This secret Google IO announcement is big news for fitness fans

At Google IO 2022, the company’s big showcase for all its new tech and software programs, we didn’t hear anything about Health Connect. That’s not a total surprise – we’d never heard of it before – but despite its small-scale announcement, this could be a huge new Android feature.

Announced in relative secrecy in the Android Developers blog, which is, according to the company, “a platform and API for Android app developers,” to let them “securely access and share health and fitness data across Android devices”. Or, in other words, it’s a way to let all your health and fitness apps work in harmony.

If you use health tech, you’ve probably got loads of health apps on your phone. You might have one for diet information, another for your fitness tracker, another for your running watch that you take on longer outings, another for your smart scales, and yet another to broadcast your run distances to all your friends.

A fitting change

This is especially an issue if you change your fitness gadgets – you end up having to start your records all over again. But not anymore.
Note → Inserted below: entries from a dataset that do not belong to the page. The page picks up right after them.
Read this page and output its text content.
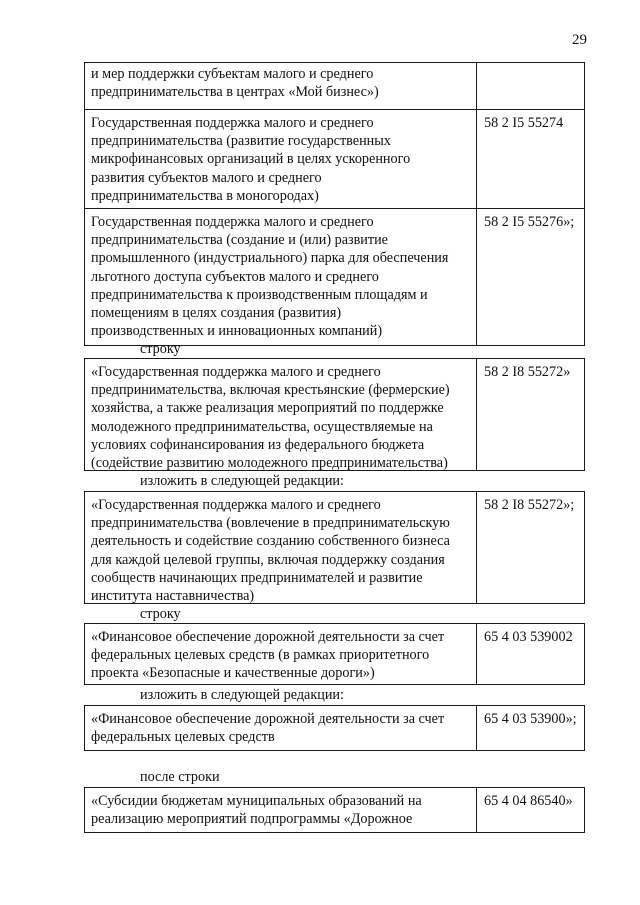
29
и мер поддержки субъектам малого и среднего
предпринимательства в центрах «Мой бизнес»)
Государственная поддержка малого и среднего
предпринимательства (развитие государственных
микрофинансовых организаций в целях ускоренного
развития субъектов малого и среднего
предпринимательства в моногородах)
58 2 I5 55274
Государственная поддержка малого и среднего
предпринимательства (создание и (или) развитие
промышленного (индустриального) парка для обеспечения
льготного доступа субъектов малого и среднего
предпринимательства к производственным площадям и
помещениям в целях создания (развития)
производственных и инновационных компаний)
58 2 I5 55276»;
строку
«Государственная поддержка малого и среднего
предпринимательства, включая крестьянские (фермерские)
хозяйства, а также реализация мероприятий по поддержке
молодежного предпринимательства, осуществляемые на
условиях софинансирования из федерального бюджета
(содействие развитию молодежного предпринимательства)
58 2 I8 55272»
изложить в следующей редакции:
«Государственная поддержка малого и среднего
предпринимательства (вовлечение в предпринимательскую
деятельность и содействие созданию собственного бизнеса
для каждой целевой группы, включая поддержку создания
сообществ начинающих предпринимателей и развитие
института наставничества)
58 2 I8 55272»;
строку
«Финансовое обеспечение дорожной деятельности за счет
федеральных целевых средств (в рамках приоритетного
проекта «Безопасные и качественные дороги»)
65 4 03 539002
изложить в следующей редакции:
«Финансовое обеспечение дорожной деятельности за счет
федеральных целевых средств
65 4 03 53900»;
после строки
«Субсидии бюджетам муниципальных образований на
реализацию мероприятий подпрограммы «Дорожное
65 4 04 86540»
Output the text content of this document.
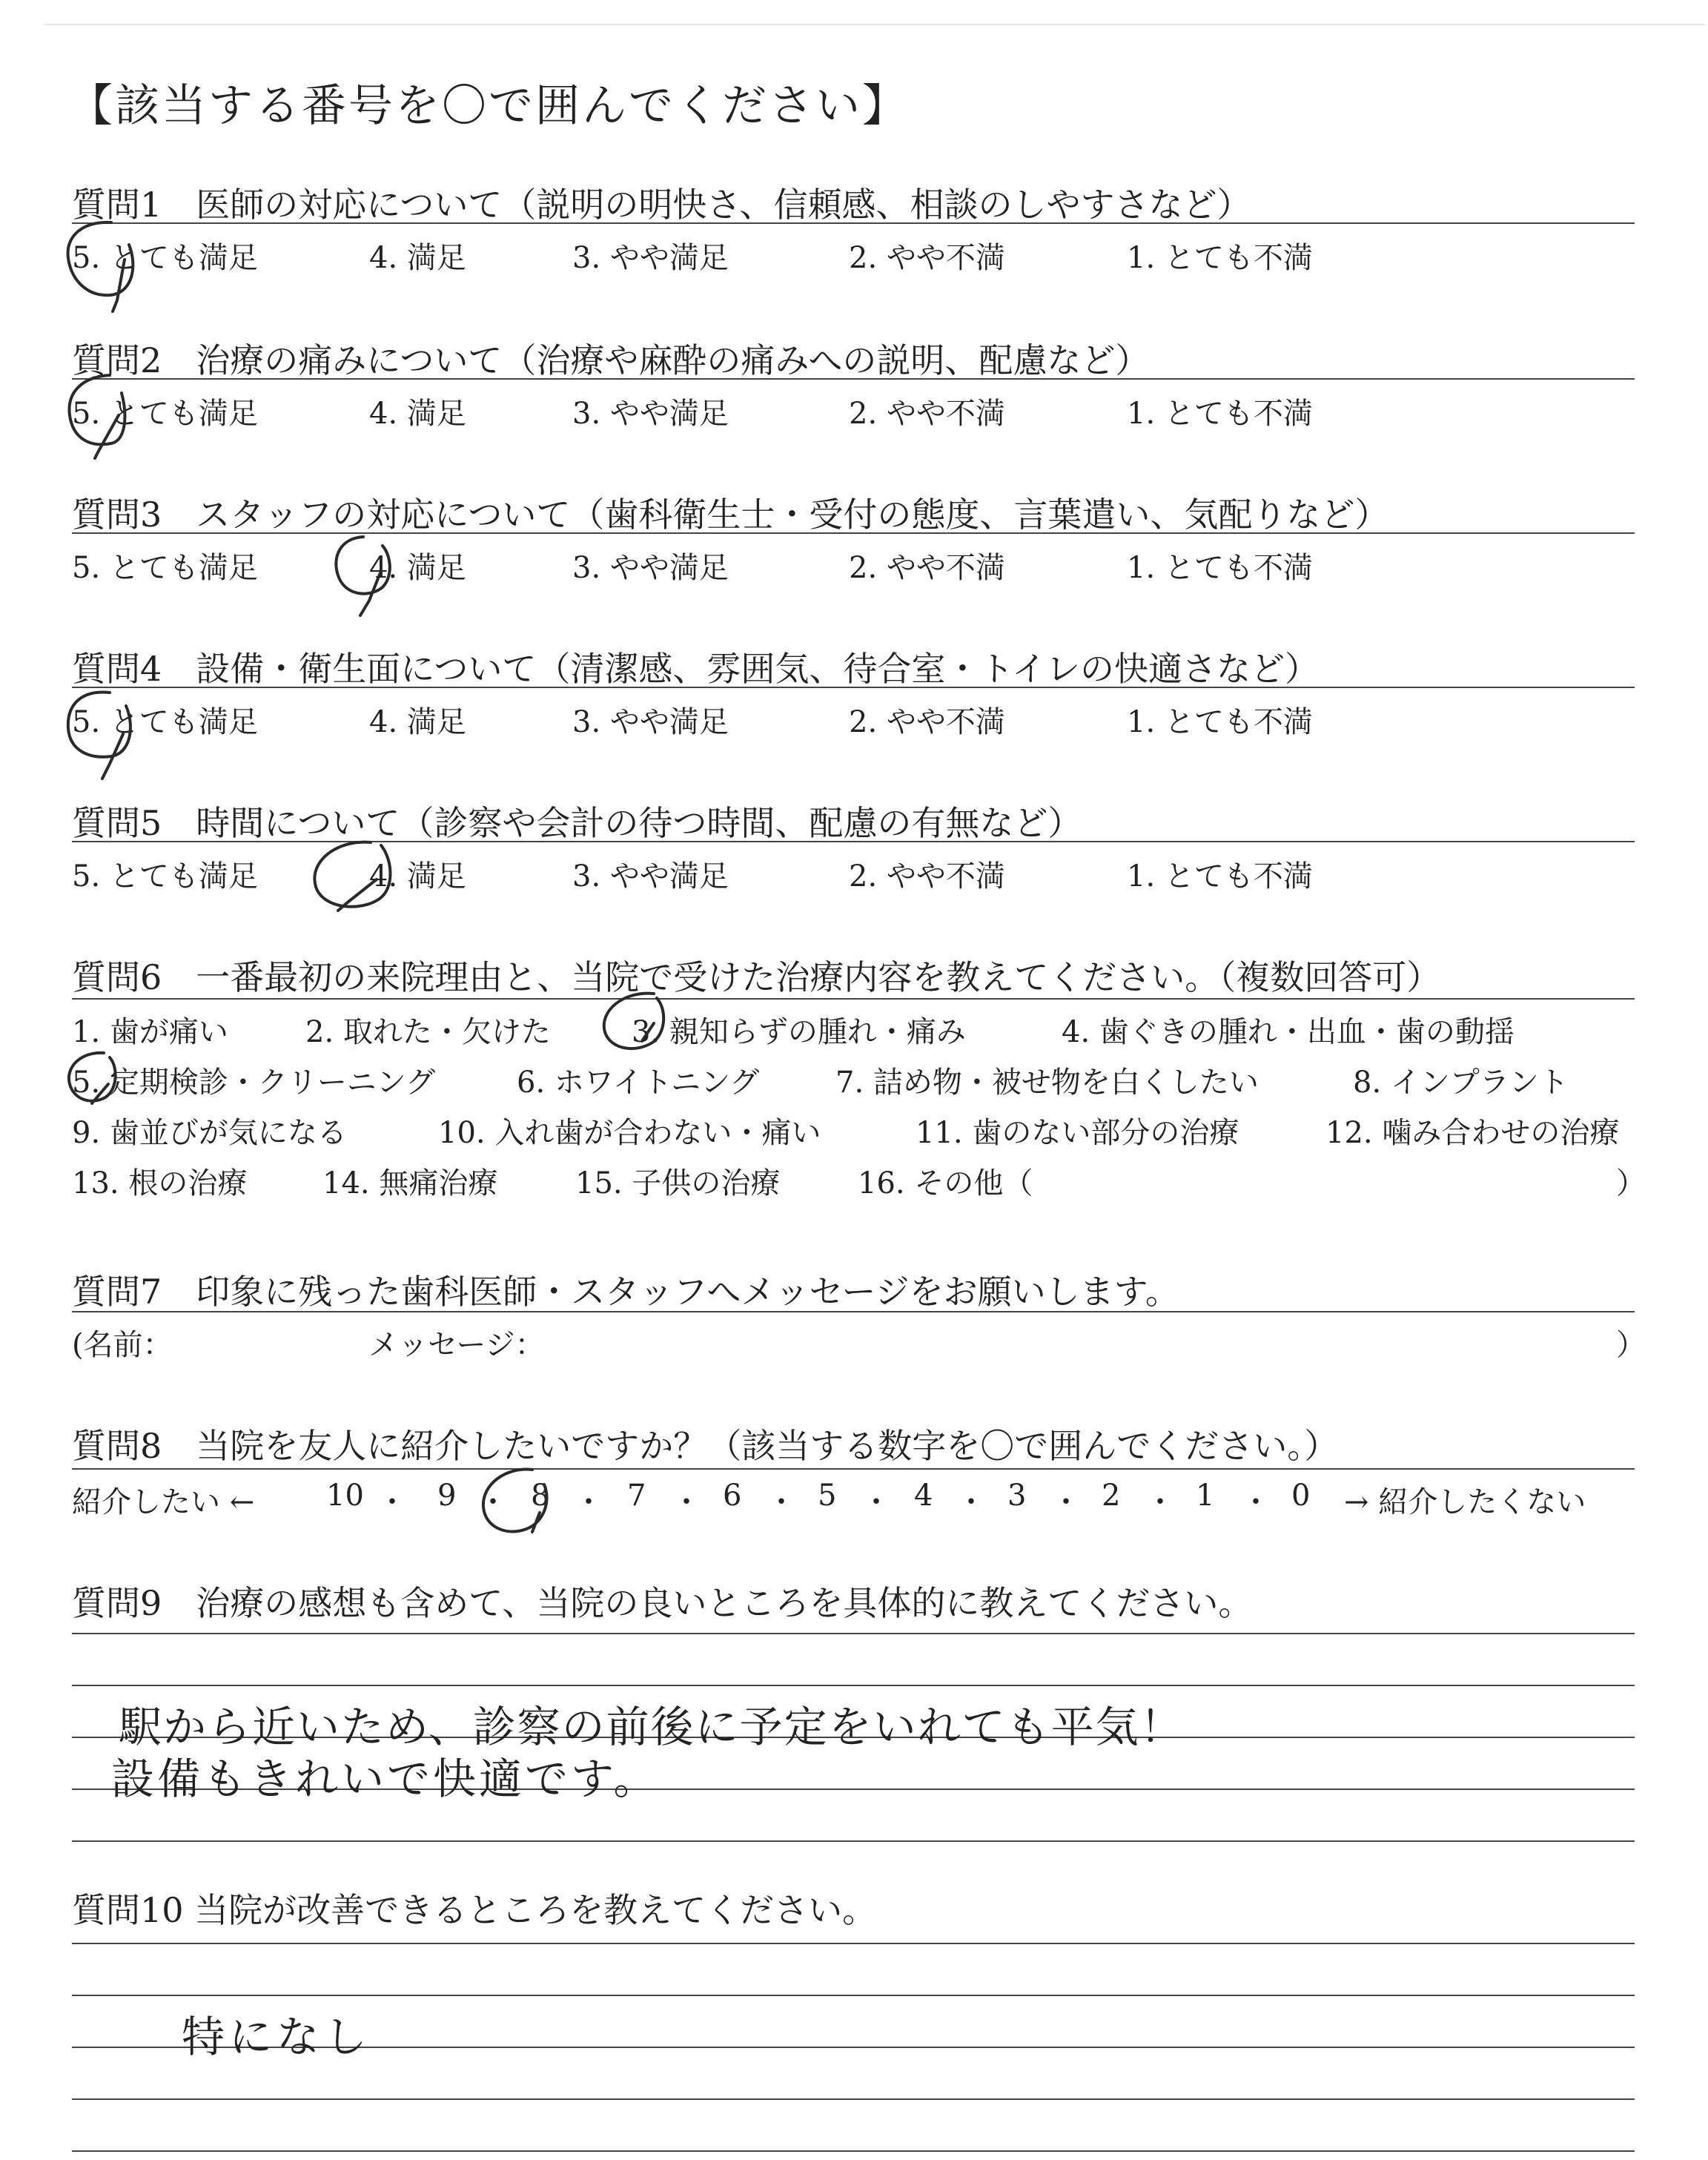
【該当する番号を〇で囲んでください】
質問1　医師の対応について（説明の明快さ、信頼感、相談のしやすさなど）
5. とても満足	4. 満足	3. やや満足	2. やや不満	1. とても不満
質問2　治療の痛みについて（治療や麻酔の痛みへの説明、配慮など）
5. とても満足	4. 満足	3. やや満足	2. やや不満	1. とても不満
質問3　スタッフの対応について（歯科衛生士・受付の態度、言葉遣い、気配りなど）
5. とても満足	4. 満足	3. やや満足	2. やや不満	1. とても不満
質問4　設備・衛生面について（清潔感、雰囲気、待合室・トイレの快適さなど）
5. とても満足	4. 満足	3. やや満足	2. やや不満	1. とても不満
質問5　時間について（診察や会計の待つ時間、配慮の有無など）
5. とても満足	4. 満足	3. やや満足	2. やや不満	1. とても不満
質問6　一番最初の来院理由と、当院で受けた治療内容を教えてください。（複数回答可）
1. 歯が痛い	2. 取れた・欠けた	3. 親知らずの腫れ・痛み	4. 歯ぐきの腫れ・出血・歯の動揺
5. 定期検診・クリーニング	6. ホワイトニング	7. 詰め物・被せ物を白くしたい	8. インプラント
9. 歯並びが気になる	10. 入れ歯が合わない・痛い	11. 歯のない部分の治療	12. 噛み合わせの治療
13. 根の治療	14. 無痛治療	15. 子供の治療	16. その他（	）
質問7　印象に残った歯科医師・スタッフへメッセージをお願いします。
(名前：	メッセージ：	）
質問8　当院を友人に紹介したいですか？（該当する数字を〇で囲んでください。）
紹介したい ← 10 ・ 9 ・ 8 ・ 7 ・ 6 ・ 5 ・ 4 ・ 3 ・ 2 ・ 1 ・ 0 → 紹介したくない
質問9　治療の感想も含めて、当院の良いところを具体的に教えてください。
駅から近いため、診察の前後に予定をいれても平気！
設備もきれいで快適です。
質問10 当院が改善できるところを教えてください。
特になし
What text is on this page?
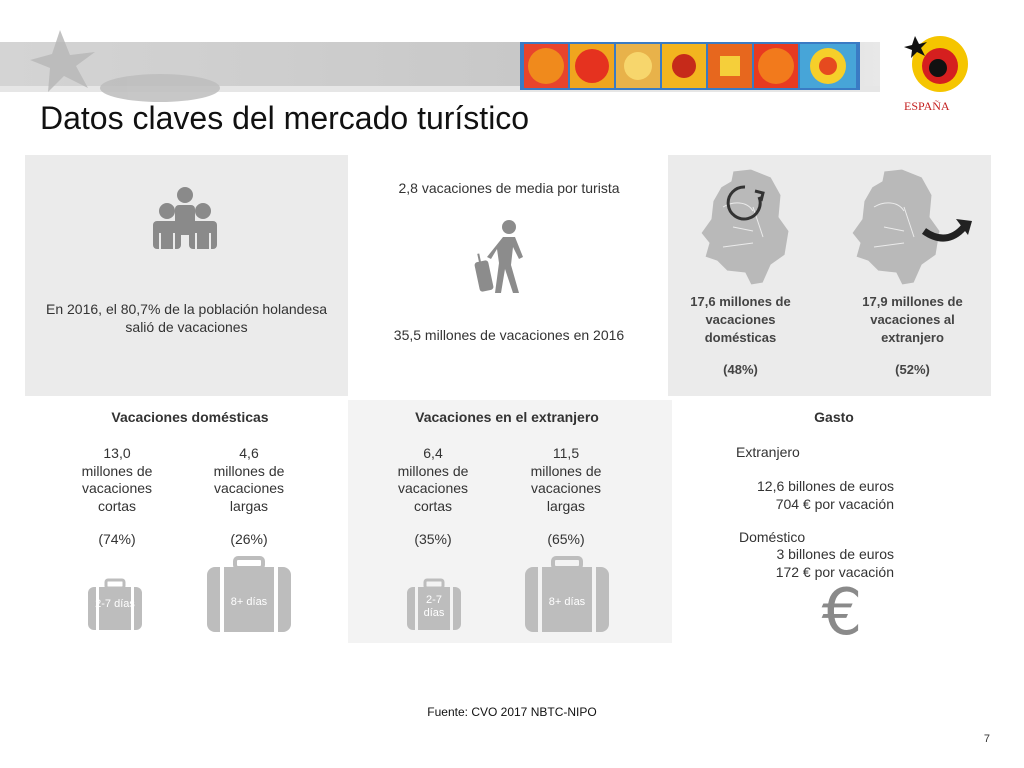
ESPAÑA
Datos claves del mercado turístico
En 2016, el 80,7% de la población holandesa
salió de vacaciones
2,8 vacaciones de media por turista
35,5 millones de vacaciones en 2016
17,6 millones de
vacaciones
domésticas
(48%)
17,9 millones de
vacaciones al
extranjero
(52%)
Vacaciones domésticas
13,0
millones de
vacaciones
cortas
(74%)
4,6
millones de
vacaciones
largas
(26%)
2-7 días	8+ días
Vacaciones en el extranjero
6,4
millones de
vacaciones
cortas
(35%)
11,5
millones de
vacaciones
largas
(65%)
2-7
días
8+ días
Gasto
Extranjero
12,6 billones de euros
704 € por vacación
Doméstico
3 billones de euros
172 € por vacación
€
Fuente: CVO 2017 NBTC-NIPO
7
In theory, Health Connect lets apps share all that information, so you can use just one app to see and monitor all your health stats and specs.

Sounds useful, right? Well, lots of developers have already agreed to it. Samsung’s Health app and two Google apps, Google Fit and Fitbit, are the first to start using it, as well as third-party apps like MyFitnessPal, Leap Fitness and Withings. So there are some big names on board already, which likely means more will follow.

It’s not a totally novel idea – Garmin Connect, for instance, is able to absorb data from MyFitnessPal, a plethora of smart scales and smart water bottles and more to build a robust picture of everything that’s happening in your health-based world. But it doesn’t allow all data to be sucked in – for most things, you’ll need a Garmin device.

This idea makes it all more universal, so all app developers can make their own rival to big titles like Garmin Connect.

Don’t expect to reap the benefits of Health Connect straight away. The Android Developers’ blog is for… well, Android developers, so Google is still clearly aiming to get new developers on board. This likely means that it’ll be quite some time before you get to share your health stats between apps.